Com efeitos da crise climática cada vez mais sentidos cotidianamente, negacionismo remodela desinformação e segue influenciando percepção pública

Conteúdos negacionistas da crise do clima nas plataformas digitais têm  se remodelado, alterando a prioridade de seus alvos. Diante das evidências cotidianas da emergência climática, vídeos questionando sua existência ou a contribuição da ação humana para o aquecimento do planeta têm se tornando menos frequentes nos últimos seis anos. 

No mesmo período, ganharam mais destaque conteúdos que desacreditam as soluções cientificamente sustentadas para a crise do clima – como a necessidade de abandono dos combustíveis fósseis através da transição para uma matriz energética limpa – e questionam os modelos científicos para a projeção do aquecimento futuro na Terra. 

A tática parece estar dando certo. Os conteúdos negacionistas seguem circulando intensamente, influenciando a percepção da sociedade (e, consequentemente, limitando a ação climática) e gerando lucros milionários às plataformas digitais. As conclusões são de um novo estudo, publicado na última terça (16) pela organização Center for Countering Digital Hate (CCDH), especializada no mapeamento de discursos de ódio e negacionistas online.  

A pesquisa analisou 12.058 vídeos com conteúdos sobre clima postados por 96 canais no Youtube entre 1 de janeiro de 2018 e 30 de setembro de 2023. Nesses quase seis anos, vídeos questionando soluções à crise climática e os modelos científicos adotados para mensurar o aquecimento do planeta saltaram de 35% do total (em 2018) para 70% (em 2023).

Em contrapartida, o percentual daqueles que defendem a inexistência das mudanças climáticas (ou o papel das emissões de gases de efeito estufa resultantes da ação humana para o aquecimento) caiu de 65% para 30% do total. 
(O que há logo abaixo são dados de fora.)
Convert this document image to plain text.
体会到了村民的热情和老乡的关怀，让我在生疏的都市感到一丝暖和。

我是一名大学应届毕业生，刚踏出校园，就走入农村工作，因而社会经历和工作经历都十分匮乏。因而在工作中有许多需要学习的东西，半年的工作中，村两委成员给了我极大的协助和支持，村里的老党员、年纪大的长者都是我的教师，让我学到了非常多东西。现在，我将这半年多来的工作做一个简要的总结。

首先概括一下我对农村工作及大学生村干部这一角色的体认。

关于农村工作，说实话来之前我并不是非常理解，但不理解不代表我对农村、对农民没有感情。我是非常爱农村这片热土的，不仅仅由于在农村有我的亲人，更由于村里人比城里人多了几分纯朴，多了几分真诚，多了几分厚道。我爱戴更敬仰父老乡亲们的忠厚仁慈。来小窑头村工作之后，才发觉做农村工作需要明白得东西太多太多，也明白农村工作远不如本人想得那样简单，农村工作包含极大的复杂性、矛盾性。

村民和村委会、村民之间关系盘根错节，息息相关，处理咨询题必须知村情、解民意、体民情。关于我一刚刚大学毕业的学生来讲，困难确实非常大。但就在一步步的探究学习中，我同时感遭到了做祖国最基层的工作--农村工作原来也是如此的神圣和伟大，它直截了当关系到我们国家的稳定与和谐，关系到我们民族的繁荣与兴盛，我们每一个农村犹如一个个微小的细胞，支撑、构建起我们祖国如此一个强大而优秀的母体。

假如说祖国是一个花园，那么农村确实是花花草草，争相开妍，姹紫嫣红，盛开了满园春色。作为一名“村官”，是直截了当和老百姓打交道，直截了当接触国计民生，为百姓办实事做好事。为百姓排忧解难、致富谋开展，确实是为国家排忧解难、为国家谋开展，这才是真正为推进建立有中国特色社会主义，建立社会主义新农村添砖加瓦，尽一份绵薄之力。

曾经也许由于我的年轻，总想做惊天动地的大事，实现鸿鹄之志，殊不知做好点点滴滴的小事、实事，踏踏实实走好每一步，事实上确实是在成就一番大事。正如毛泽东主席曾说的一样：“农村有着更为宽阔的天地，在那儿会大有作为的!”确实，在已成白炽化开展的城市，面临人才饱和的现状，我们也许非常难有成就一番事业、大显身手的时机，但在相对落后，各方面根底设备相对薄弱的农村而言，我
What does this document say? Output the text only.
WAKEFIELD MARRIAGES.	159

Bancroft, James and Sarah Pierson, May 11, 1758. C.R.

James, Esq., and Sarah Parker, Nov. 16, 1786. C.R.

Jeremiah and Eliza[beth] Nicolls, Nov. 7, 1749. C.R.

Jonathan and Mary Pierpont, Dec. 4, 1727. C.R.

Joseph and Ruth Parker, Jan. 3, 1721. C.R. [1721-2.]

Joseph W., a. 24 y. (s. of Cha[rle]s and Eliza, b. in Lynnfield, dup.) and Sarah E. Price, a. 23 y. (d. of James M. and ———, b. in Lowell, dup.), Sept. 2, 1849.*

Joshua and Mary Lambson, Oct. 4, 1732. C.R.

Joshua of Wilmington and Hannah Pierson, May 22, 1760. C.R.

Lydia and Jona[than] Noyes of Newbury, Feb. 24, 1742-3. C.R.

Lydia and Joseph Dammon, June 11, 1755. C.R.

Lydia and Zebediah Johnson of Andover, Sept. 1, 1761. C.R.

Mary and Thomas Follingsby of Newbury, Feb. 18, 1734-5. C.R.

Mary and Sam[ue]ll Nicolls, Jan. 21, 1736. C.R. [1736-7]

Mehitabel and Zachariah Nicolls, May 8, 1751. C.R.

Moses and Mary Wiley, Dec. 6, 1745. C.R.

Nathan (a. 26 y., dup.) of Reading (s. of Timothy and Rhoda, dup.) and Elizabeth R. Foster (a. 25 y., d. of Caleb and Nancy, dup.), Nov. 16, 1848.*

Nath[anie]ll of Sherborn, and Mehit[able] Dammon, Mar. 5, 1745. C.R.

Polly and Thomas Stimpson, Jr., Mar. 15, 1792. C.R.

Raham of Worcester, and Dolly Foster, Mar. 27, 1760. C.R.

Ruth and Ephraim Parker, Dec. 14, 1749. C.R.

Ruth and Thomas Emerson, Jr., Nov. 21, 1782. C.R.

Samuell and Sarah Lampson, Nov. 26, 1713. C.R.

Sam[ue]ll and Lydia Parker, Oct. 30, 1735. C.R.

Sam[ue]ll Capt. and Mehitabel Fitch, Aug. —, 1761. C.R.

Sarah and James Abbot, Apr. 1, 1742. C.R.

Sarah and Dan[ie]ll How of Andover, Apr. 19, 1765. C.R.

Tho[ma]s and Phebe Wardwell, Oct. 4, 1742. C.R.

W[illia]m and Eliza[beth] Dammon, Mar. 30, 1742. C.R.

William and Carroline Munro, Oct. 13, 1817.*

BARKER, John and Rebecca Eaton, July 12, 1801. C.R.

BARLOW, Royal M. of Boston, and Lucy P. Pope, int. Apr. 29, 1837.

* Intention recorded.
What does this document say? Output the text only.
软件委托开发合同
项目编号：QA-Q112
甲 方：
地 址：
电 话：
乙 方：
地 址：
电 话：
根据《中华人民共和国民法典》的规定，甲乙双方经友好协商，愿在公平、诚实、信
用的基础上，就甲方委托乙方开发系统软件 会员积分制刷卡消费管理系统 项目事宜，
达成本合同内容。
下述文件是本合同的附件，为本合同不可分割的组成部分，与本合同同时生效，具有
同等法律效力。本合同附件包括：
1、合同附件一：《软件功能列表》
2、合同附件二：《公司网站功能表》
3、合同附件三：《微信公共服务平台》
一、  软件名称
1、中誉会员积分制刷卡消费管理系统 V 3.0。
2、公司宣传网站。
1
Os vídeos analisados foram assistidos 325 milhões de vezes na plataforma, e categorizados por uma ferramenta de inteligência artificial de acordo com o conteúdo promovido – classificado pelos pesquisadores como “velho negacionismo” (que refuta a existência da crise do clima ou o papel humano em sua formação) e “novo negacionismo” (que questiona os modelos da ciência climática e as soluções consensuadas pela ciência). 

Mesmo que o descrédito em relação aos modelos científicos não seja exatamente uma novidade – não é de hoje que mitos como “a ciência do clima não é confiável” circulam no ambiente digital –, a prevalência desse tipo de conteúdo face ao “negacionismo clássico” chama atenção. Ao mesmo tempo, o discurso de que a exploração de combustíveis fósseis seria “indispensável para financiar a transição energética”, que vem ganhando espaço e gradualmente substituindo a velha ideia de que os fósseis seriam intocáveis, não apareceu entre os conteúdos do “novo negacionismo” analisados. 

De todo modo, os resultados confirmam não apenas a adaptação do discurso negacionista, mas também sua efetividade e lucratividade. Segundo a pesquisa, o Youtube continua lucrando com anúncios exibidos em vídeos negacionistas: a cifra chega a US$ 13,4 milhões por ano em anúncios nos canais analisados. O estudo demonstrou que a publicidade é veiculada tanto em conteúdos negacionistas tradicionais – o que contraria a política de monetização da plataforma – como nos de “novo” tipo, esses sequer previstos pelas regras do Youtube. 

As consequências do negacionismo na opinião pública são perceptíveis. Uma pesquisa adicional encomendada pelo CCDH neste mês de janeiro, antes do lançamento do estudo, apontou que 31% dos adolescentes entre 13 e 17 anos nos Estados Unidos concordaram com a afirmação negacionista de que “os impactos do aquecimento global são benéficos ou inofensivos”; um terço (33%) disse que “as políticas climáticas causam mais danos do que benefícios” à sociedade e  30% concordaram que que a ciência climática e o movimento pelo clima “não merecem confiança”. 

Ainda mais alarmantes são os percentuais dos meninos adolescentes que concordam com a afirmação “políticos exageram quanto à urgência de políticas climáticas” (45%) e “cientistas climáticos estão manipulando dados” (44%). 

“Jovens passam uma imensa quantidade de tempo em plataformas de compartilhamento de vídeos como o Youtube. Essas novas formas de negacionismo climático que se proliferaram rapidamente nos últimos seis anos foram elaboradas para fragilizar o apoio público à ação climática nas próximas décadas”, afirmou Imran Ahmed, fundador e CEO do CCDH, que completou “É hipócrita a postura das plataformas de mídias sociais, que reivindicam serem ‘verdes’ e, ao mesmo tempo, monetizam e amplificam mentiras sobre o clima”.